Using the CNF Polymer with Fluorecent Dye to See Incorperation into Coral Tissue

Introduction

Cellulose nanofibrils (CNFs) are a polymer that uniquely integrates within the tissues of coral reefs, and when acompanied with a fluorecent dye, this incorperation can be visualized. This system provides a novel approach for tracking the successful delivery and incorperation of compounds into corals.

Methods

Small fragments of corals no larger than 0.5 cm, in this case 4 from Stylophora pistillata, were cut from a environmentally controlled laboratory aquarium hosting experimental coral subjects. Each fragment was then individually set cut-side down into a well from a 6-well glass plate using fast-setting super glue and covered with artificial sea water (which had previously been filtered through a 0.2 μm filter). Out of the 4 fragments, 1 was treated with 100 μl of the CNF polymer, 1 was treated with 100 μl of the CNF polymer and fluorecent dye, and the remaining 2 were left untreated as controls. These were then imaged under a Nikon Eclipse Ti-E inverted fluorescence microscope and analyzed.

Results

Upon analyzing the polyp treated with CNF and dye, successful incorperation of the CNF into coral tissues was observed through the fluorecence of the fluorecent dye observed under microscope analysis. Specific fluorecence lenses were applied to investigate the effect of the dye fluorecence under different wavelength colours. In each case, fluorence was present within the coral polyp, confirming CNF had properly integrated, along with the dye, into the coral.
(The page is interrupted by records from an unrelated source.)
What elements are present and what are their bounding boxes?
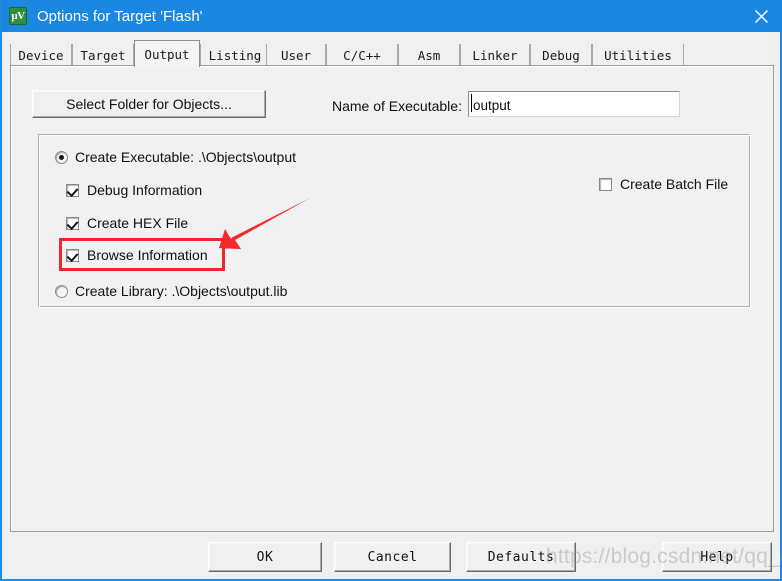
uvision-app-icon: µV (9, 7, 27, 25)
checkbox-browse-information[interactable]: Browse Information (66, 247, 208, 263)
tab-label: Listing (208, 47, 262, 63)
tab-device[interactable]: Device (10, 44, 72, 66)
tab-c-c[interactable]: C/C++ (326, 44, 398, 66)
titlebar: µV Options for Target 'Flash' (2, 0, 782, 32)
tab-listing[interactable]: Listing (200, 44, 270, 66)
tab-label: Asm (417, 47, 441, 63)
checkbox-debug-information[interactable]: Debug Information (66, 182, 202, 198)
defaults-button[interactable]: Defaults (466, 542, 576, 572)
help-button[interactable]: Help (662, 542, 772, 572)
tab-debug[interactable]: Debug (530, 44, 592, 66)
tab-strip: Device Target Output Listing User C/C++ Asm Lin… (10, 40, 776, 67)
name-of-executable-label: Name of Executable: (332, 98, 462, 114)
uvision-app-icon-glyph: µV (11, 10, 25, 22)
radio-create-library[interactable]: Create Library: .\Objects\output.lib (55, 283, 287, 299)
radio-create-library-indicator[interactable] (55, 284, 68, 298)
checkbox-create-hex-file-label: Create HEX File (87, 215, 189, 231)
tab-target[interactable]: Target (72, 44, 134, 66)
checkbox-browse-information-indicator[interactable] (66, 248, 79, 262)
checkbox-create-hex-file-indicator[interactable] (66, 216, 79, 230)
checkbox-debug-information-label: Debug Information (87, 182, 203, 198)
tab-asm[interactable]: Asm (398, 44, 460, 66)
options-dialog-window: µV Options for Target 'Flash' Device Targ… (0, 0, 782, 581)
tab-label: Output (144, 46, 190, 62)
text-caret (471, 94, 472, 112)
checkbox-debug-information-indicator[interactable] (66, 183, 79, 197)
name-of-executable-input[interactable] (468, 91, 680, 117)
ok-button[interactable]: OK (208, 542, 322, 572)
window-title: Options for Target 'Flash' (37, 7, 203, 25)
tab-label: User (280, 47, 312, 63)
tab-label: Linker (472, 47, 518, 63)
radio-create-library-label: Create Library: .\Objects\output.lib (75, 283, 288, 299)
radio-create-executable[interactable]: Create Executable: .\Objects\output (55, 149, 296, 165)
radio-create-executable-indicator[interactable] (55, 150, 68, 164)
tab-user[interactable]: User (266, 44, 326, 66)
checkbox-create-batch-file-label: Create Batch File (620, 176, 729, 192)
cancel-button[interactable]: Cancel (334, 542, 451, 572)
tab-label: Target (80, 47, 126, 63)
checkbox-create-batch-file[interactable]: Create Batch File (599, 176, 728, 192)
tab-label: C/C++ (343, 47, 381, 63)
tab-label: Debug (542, 47, 580, 63)
tab-utilities[interactable]: Utilities (592, 44, 684, 66)
select-folder-for-objects-button[interactable]: Select Folder for Objects... (32, 90, 266, 118)
close-icon[interactable] (738, 0, 782, 32)
tab-label: Device (18, 47, 64, 63)
checkbox-create-batch-file-indicator[interactable] (599, 177, 612, 191)
checkbox-create-hex-file[interactable]: Create HEX File (66, 215, 188, 231)
close-icon-glyph (754, 9, 768, 23)
radio-create-executable-label: Create Executable: .\Objects\output (75, 149, 297, 165)
tab-label: Utilities (604, 47, 672, 63)
tab-linker[interactable]: Linker (460, 44, 530, 66)
tab-output[interactable]: Output (134, 40, 200, 67)
checkbox-browse-information-label: Browse Information (87, 247, 208, 263)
Figure 1: Stylophora pistillata coral polyp with CNF and 0.5 dye visualized under white fluorecence using a Nikon Eclipse Ti-E inverted fluorescence microscope.

Figure 2: Stylophora pistillata coral polyp with CNF and 0.5 dye visualized under green fluorescent protein (GFP) fluorecence using a Nikon Eclipse Ti-E inverted fluorescence microscope.

Figure 3: Stylophora pistillata coral polyp with CNF and 0.5 dye visualized under chloroplast fluorecence using a Nikon Eclipse Ti-E inverted fluorescence microscope.

Figure 4: Stylophora pistillata coral polyp with CNF and 0.5 dye visualized under dapi fluorecence using a Nikon Eclipse Ti-E inverted fluorescence microscope.

Figure 5: Stylophora pistillata coral polyp with CNF and 0.5 dye visualized more enhanced under dapi fluorecence using a Nikon Eclipse Ti-E inverted fluorescence microscope.

Figure 6: Stylophora pistillata coral polyp with CNF and 0.5 dye visualized under dapi fluorecence using a Nikon Eclipse Ti-E inverted fluorescence microscope at x20 magnification.

Figure 7: Stylophora pistillata coral polyp with CNF and 0.5 dye visualized under dapi fluorecence using a Nikon Eclipse Ti-E inverted fluorescence microscope at x40 magnification.

Discussion

The indication of successful polymer incorperation provides hope that this mechanism can be used to accurately and efficiently monitor the incorperation of substances and molecules, bound to the polymer, into coral and tracked using the fluorecent dye.

However, significant damage was observed between the coral fragments that were treated versus the controls, with many of the coral polyps in the CNF+dye treatment being retreated, compared to only few in the CNF treatment, and where no polyps were harmed in the controls. This suggests that the concentration of dye applied was harmful to the coral, either initially or following fluorescence exposure by chemical reactions. Thus, less dye should be used in the future. Following analyses should consider a smaller concentrtaion of dye yet still significant enough to view fluoresence.